If we’re trying to solve a problem with hundreds or thousands of features, things become more complex. We obviously need more training data, but we also need more computing power. This increases the amount of time needed to train the data, which means model tweaking takes longer and the cost of computing resources goes up. Data Scientists have developed several techniques to help decrease the amount of computing resources needed.

Two of the techniques Data Scientists use to decrease the necessary computing power are “boosting” and “bagging”. Instead of training your algorithm on all your features and all your historical data at the same time, these techniques divide your training data and train your algorithm on a subset of your data. They do this multiple times, training on different subsets of the data, and then merge the results together into a single model. Boosting keeps all the features intact but limits the number of training examples. In the house price example, this would mean that out of all the historical house sales data you have, the boosting algorithm (like XGBoost for example) would only pay attention to some of the home sales. It would then run again, paying attention to a different subset. Once it was done, it would then merge the results. Bagging, in contrast, would pay attention to all of the home sales, but would only pay attention to a subset of the features we’re considering (say age and number of bedrooms). The bagging algorithm (like Random Forest for example) would then run again considering other features (say area median income, and school ranking) and then merge the results. This is only a very cursory description of these two “meta-algorithms”. We’ll dive further in depth in a future article.

An important thing to remember about Forecasting is that it can’t understand the meaning of features. The age of the house in our previous example could very well be the age of a car or the number of days since someone’s last birthday.
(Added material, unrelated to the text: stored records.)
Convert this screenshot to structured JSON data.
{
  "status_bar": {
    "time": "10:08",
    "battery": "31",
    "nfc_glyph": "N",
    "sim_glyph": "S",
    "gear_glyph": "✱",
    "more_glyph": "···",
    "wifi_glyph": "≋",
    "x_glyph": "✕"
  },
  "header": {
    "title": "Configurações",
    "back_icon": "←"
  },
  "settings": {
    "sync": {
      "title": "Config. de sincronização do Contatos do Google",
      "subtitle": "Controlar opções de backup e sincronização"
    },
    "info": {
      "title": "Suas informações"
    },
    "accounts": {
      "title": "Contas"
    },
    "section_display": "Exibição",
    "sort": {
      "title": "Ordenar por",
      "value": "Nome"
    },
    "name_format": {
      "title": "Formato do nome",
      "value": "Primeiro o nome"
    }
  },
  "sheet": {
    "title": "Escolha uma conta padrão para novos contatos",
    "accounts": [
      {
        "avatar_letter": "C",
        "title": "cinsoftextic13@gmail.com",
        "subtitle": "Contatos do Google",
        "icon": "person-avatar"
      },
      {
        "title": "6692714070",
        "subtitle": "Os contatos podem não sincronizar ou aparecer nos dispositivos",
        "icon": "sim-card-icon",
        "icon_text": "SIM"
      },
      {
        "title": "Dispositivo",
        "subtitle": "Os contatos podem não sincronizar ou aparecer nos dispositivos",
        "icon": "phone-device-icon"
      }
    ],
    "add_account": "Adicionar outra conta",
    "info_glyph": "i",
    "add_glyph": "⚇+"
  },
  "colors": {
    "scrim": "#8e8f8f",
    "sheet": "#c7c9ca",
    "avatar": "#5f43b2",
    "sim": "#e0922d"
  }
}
The algorithm can’t understand the meaning behind the problem it is solving and instead just looks for mathematical patterns in the data. This lack of understanding can be a feature in that it can identify patterns that humans wouldn’t normally be able to. It can also be a limitation. If the historical data that is being used to train the algorithm has built-in bias, so will the resulting algorithm. Amazon, for example, spent years training an AI system to sort through resumes and predict which candidates were most likely to get hired based on past hiring data. These resumes would then be surfaced to hiring managers who would interview these candidates. The algorithm that they built, however, consistently downgraded female candidates because in the historical data, men were more likely to get hired. You can read more about Amazon’s AI Recruitment system here.

Another issue that compounds the problem with built-in bias is that the decision-making process for Forecasting algorithms can be opaque. While simpler models like Classification and Regression Trees provide some transparency into how their decision-making process works, more complex models are often unintelligible to humans. If a Forecasting algorithm predicts that someone is more likely to default on a loan, we won’t be able to explain why the algorithm predicted the default other than to say that it was reflected in the training data. This makes it difficult to identify built-in bias in a Forecasting system except by observing its predictions. We will discuss issues with algorithmic transparency and techniques for bias elimination in a future blog article.

Forecasting is currently one of the most active areas in AI research. With enough un-biased historical data, AI can make accurate predictions about the future. Whether that be predicting customer churn, valuation, or predictive maintenance, accurate Forecasting can be invaluable.